20. The system of claim 1, further comprising an action chunk that includes: (i) the set of continuous values, and (ii) other sets of continuous values, and wherein the set and other sets of continuous values are sequenced over a predetermined time horizon, and wherein the action chunk is generated in a single inference step.

21. The system of claim 1, wherein the alpha model is a vision-language model that has been pre-trained on data from the internet.
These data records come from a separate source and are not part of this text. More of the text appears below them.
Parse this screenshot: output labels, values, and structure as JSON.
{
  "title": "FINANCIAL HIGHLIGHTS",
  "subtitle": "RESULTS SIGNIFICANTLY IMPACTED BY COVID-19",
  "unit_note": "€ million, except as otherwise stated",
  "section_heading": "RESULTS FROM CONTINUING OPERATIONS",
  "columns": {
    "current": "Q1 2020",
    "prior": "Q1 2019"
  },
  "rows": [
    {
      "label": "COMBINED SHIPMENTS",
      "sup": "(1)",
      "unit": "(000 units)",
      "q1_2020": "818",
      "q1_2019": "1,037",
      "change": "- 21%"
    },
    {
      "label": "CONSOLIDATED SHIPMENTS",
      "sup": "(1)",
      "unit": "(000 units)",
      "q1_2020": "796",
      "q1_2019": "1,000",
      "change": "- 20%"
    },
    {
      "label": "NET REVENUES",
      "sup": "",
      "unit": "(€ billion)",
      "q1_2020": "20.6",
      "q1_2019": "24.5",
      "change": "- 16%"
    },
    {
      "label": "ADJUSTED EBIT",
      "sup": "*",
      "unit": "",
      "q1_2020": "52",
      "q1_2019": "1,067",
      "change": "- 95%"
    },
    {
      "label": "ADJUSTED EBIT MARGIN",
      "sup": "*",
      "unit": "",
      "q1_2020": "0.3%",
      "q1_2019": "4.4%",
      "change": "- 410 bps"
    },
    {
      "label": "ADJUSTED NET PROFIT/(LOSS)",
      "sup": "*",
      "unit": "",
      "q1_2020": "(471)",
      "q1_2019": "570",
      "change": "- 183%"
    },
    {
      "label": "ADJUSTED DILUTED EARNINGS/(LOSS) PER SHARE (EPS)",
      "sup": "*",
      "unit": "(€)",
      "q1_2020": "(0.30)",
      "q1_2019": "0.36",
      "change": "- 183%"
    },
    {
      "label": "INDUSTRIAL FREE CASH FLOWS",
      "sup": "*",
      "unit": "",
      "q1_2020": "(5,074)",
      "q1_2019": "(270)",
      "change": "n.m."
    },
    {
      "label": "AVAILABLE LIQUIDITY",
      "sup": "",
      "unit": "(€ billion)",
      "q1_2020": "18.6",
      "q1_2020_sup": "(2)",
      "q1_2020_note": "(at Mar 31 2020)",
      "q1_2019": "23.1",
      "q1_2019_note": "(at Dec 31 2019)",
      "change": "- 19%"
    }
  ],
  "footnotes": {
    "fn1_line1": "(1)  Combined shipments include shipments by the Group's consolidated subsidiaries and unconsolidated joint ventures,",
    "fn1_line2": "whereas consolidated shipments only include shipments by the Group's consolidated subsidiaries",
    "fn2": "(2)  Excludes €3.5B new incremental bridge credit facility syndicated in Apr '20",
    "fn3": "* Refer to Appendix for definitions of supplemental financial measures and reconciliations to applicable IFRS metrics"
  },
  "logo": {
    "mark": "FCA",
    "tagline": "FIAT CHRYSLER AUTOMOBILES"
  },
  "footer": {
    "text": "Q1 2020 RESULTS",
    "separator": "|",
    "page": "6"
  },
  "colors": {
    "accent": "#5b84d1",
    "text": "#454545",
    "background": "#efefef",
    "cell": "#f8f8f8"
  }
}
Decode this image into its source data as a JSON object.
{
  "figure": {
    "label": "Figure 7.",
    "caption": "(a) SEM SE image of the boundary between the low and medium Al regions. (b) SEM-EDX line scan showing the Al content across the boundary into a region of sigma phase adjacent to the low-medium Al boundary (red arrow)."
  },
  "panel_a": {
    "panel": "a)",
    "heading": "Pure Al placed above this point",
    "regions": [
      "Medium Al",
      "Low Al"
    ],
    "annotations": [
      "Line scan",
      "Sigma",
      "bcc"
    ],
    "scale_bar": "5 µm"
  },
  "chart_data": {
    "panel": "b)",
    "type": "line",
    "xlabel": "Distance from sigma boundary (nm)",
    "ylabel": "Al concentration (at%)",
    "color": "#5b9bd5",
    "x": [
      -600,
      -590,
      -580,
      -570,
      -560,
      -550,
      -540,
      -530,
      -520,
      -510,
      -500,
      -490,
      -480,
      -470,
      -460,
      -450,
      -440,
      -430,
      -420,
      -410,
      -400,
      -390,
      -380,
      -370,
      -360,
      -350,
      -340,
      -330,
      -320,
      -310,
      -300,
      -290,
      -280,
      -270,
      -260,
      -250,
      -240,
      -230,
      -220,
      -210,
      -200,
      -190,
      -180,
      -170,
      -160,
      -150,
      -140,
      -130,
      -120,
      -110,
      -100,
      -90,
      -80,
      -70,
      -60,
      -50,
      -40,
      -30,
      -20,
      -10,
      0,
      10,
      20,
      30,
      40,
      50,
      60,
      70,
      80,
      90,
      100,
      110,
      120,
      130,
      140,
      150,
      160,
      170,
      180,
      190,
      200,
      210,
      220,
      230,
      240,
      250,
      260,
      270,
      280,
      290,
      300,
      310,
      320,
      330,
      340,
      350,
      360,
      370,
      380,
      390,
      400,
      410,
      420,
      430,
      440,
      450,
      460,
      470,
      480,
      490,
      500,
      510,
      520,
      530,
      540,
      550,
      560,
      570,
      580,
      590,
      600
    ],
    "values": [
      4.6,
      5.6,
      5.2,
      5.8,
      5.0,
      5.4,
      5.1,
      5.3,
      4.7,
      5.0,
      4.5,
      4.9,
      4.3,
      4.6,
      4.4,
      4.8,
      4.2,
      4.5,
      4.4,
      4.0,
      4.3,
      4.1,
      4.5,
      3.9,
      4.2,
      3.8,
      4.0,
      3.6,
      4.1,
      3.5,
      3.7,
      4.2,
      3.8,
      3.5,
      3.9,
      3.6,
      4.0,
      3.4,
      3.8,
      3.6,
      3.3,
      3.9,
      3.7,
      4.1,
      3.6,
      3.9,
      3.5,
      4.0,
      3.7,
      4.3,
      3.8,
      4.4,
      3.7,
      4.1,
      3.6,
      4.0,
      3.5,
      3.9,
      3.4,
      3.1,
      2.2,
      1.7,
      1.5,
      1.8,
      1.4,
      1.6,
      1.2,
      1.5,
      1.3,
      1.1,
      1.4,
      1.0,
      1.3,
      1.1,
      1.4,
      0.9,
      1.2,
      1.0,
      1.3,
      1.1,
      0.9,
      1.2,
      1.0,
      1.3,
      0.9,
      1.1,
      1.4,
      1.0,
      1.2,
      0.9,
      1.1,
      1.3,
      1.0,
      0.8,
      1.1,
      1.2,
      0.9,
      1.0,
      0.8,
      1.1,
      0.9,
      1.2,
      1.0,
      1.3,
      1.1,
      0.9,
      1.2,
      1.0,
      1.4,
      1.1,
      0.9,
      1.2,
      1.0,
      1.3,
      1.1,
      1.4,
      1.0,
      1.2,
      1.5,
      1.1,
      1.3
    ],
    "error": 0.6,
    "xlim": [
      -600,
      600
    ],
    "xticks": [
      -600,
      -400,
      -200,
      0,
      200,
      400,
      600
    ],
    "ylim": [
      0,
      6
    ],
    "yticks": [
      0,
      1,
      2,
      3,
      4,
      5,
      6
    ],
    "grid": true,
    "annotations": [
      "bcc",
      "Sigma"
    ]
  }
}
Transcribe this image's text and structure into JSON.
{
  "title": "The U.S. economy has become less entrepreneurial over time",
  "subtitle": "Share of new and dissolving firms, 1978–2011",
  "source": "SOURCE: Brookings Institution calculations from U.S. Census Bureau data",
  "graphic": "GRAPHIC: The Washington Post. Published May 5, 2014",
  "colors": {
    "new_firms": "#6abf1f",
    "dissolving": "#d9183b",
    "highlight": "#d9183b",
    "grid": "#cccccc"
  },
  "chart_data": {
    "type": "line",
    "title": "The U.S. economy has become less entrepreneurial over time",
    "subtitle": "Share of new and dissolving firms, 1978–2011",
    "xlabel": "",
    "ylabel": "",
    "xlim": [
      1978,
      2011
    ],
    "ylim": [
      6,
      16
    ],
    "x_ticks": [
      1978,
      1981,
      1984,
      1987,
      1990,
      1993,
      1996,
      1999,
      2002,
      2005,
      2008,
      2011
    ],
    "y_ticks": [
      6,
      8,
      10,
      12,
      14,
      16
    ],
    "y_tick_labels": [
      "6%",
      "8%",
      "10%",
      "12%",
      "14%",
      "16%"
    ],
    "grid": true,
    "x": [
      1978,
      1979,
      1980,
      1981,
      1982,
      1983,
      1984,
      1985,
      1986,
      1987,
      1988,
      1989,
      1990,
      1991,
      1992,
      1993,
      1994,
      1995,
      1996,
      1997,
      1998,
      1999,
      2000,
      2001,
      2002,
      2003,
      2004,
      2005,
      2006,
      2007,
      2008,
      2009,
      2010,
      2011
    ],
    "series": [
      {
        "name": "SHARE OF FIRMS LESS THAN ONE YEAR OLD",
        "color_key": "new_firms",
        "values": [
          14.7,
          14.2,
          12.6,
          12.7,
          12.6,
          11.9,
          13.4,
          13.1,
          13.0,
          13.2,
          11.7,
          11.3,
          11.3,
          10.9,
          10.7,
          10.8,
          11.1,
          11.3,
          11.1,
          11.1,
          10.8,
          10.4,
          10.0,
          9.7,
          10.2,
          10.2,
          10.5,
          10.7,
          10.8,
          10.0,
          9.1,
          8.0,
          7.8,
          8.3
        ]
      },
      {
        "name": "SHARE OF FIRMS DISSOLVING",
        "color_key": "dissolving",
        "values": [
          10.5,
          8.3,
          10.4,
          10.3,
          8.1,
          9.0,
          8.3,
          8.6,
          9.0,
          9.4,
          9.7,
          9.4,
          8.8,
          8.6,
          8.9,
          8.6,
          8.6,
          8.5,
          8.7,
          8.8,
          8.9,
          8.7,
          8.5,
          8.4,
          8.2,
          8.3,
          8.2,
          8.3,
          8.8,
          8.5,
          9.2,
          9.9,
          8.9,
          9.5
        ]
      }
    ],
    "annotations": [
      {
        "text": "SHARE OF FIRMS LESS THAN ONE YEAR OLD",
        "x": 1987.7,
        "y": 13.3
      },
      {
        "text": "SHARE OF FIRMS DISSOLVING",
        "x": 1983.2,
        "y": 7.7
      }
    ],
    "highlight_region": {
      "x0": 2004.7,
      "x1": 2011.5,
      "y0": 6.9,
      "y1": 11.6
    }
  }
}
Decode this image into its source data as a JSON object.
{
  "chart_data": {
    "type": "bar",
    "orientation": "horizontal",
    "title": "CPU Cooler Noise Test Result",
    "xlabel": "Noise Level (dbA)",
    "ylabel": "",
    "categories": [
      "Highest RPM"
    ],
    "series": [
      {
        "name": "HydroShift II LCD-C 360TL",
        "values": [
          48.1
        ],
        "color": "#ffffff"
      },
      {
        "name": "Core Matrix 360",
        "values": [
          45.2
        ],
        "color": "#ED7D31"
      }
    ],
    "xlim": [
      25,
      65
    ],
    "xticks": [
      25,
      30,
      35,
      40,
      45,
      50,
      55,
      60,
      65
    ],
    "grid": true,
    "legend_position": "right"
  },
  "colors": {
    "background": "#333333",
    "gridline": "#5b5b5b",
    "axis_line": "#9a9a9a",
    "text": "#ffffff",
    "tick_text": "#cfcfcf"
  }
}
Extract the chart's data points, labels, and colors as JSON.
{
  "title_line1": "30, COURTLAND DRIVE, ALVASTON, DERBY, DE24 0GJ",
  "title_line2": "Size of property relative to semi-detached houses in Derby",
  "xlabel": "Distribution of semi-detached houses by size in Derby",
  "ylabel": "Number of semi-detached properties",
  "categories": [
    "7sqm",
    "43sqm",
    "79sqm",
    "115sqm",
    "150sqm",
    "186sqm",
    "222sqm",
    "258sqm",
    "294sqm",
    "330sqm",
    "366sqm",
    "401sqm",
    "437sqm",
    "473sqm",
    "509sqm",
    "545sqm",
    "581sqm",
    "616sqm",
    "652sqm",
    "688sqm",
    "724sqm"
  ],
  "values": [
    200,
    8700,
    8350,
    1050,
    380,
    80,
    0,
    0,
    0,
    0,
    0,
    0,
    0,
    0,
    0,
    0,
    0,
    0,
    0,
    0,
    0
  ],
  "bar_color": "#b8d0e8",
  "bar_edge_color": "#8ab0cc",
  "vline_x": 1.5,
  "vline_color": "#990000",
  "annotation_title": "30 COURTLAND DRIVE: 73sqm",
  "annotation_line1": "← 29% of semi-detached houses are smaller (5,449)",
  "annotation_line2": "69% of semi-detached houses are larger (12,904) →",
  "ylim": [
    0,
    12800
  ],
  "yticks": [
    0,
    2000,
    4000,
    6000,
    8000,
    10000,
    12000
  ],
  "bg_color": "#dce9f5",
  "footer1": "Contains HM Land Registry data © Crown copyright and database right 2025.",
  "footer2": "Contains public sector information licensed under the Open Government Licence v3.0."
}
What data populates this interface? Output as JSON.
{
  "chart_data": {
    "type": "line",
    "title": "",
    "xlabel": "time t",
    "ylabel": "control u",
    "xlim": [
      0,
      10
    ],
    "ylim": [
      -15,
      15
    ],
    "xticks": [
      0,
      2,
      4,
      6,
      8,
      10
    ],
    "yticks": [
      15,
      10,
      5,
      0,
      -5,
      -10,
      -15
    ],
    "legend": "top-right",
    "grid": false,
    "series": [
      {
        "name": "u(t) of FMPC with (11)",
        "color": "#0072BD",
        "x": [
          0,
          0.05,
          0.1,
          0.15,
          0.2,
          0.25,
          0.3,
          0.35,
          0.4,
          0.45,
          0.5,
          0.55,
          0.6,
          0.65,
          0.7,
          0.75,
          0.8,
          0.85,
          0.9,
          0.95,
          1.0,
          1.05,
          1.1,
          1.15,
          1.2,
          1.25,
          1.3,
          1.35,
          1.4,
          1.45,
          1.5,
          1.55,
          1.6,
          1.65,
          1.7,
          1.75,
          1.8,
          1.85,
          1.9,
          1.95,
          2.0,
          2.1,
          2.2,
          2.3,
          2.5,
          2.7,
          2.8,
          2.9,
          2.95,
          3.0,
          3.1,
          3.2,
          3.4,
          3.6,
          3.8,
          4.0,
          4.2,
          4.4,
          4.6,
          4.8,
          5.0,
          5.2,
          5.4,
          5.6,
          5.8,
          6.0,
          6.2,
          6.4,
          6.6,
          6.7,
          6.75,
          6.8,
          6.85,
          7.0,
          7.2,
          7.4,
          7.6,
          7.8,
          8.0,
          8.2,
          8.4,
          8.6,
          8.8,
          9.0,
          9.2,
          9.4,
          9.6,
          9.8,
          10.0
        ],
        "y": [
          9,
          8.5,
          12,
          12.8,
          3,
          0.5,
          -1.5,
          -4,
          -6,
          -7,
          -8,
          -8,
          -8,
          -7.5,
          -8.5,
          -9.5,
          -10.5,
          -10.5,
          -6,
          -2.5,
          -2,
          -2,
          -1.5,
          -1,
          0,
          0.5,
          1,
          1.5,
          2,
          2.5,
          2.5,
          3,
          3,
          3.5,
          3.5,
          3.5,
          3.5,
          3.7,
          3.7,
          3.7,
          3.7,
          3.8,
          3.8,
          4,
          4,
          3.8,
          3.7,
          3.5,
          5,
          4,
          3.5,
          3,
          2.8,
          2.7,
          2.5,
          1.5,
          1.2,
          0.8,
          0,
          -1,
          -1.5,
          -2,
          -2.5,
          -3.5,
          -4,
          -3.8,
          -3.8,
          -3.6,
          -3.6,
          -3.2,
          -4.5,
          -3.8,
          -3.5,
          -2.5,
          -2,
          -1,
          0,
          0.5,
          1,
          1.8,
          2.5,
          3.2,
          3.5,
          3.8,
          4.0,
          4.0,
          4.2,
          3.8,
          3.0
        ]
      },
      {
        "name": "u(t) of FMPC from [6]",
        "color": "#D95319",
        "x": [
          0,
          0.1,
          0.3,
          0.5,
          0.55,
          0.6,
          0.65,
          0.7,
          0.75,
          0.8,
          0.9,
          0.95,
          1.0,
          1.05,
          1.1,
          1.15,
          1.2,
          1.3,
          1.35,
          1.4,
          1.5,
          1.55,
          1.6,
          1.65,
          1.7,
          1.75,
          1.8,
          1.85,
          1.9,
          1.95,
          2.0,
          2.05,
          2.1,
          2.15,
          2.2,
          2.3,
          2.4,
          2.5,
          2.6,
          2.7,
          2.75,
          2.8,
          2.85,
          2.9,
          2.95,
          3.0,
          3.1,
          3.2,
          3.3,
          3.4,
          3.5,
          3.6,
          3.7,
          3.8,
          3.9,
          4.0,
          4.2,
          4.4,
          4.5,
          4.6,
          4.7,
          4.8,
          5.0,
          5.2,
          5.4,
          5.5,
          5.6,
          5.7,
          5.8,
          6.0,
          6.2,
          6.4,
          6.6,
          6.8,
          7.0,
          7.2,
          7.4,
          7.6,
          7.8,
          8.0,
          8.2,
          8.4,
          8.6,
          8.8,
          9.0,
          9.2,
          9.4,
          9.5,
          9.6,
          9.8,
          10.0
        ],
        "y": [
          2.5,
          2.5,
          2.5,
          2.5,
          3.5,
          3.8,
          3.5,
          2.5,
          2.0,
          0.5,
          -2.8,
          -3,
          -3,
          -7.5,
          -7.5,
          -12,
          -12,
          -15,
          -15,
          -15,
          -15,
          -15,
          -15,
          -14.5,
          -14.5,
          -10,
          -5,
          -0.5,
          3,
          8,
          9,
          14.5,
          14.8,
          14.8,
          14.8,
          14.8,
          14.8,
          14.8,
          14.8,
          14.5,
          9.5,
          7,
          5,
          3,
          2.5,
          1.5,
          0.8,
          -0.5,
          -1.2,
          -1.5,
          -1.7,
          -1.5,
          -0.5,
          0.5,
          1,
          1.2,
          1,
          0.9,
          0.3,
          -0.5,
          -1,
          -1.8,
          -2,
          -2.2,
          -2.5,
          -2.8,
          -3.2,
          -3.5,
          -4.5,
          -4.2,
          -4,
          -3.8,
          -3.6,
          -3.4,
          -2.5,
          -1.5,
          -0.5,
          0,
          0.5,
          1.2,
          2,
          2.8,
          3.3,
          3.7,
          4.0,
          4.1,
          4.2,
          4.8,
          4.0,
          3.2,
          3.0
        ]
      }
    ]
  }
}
22. The system of claim 21, wherein the bipedal action model includes a single beta model with a single set of neural network weights that are configured to allow the humanoid robot to perform a plurality of dexterous whole body behaviors without using a second set of neural network weights.

23. The system of claim 22, wherein the bipedal action model alpha and beta models are post-trained, end-to-end using a loss function with gradients propagated back up to the alpha model.

24. The system of claim 23, wherein the post-trained process uses high-quality demonstrations that have been automatically labeled in part by another separate and distinct transformer-based model.

25. The system of claim 1, wherein the bipedal action model further integrates a Retrieval-Augmented Generation module to obtain real-time knowledge retrieval from external sources.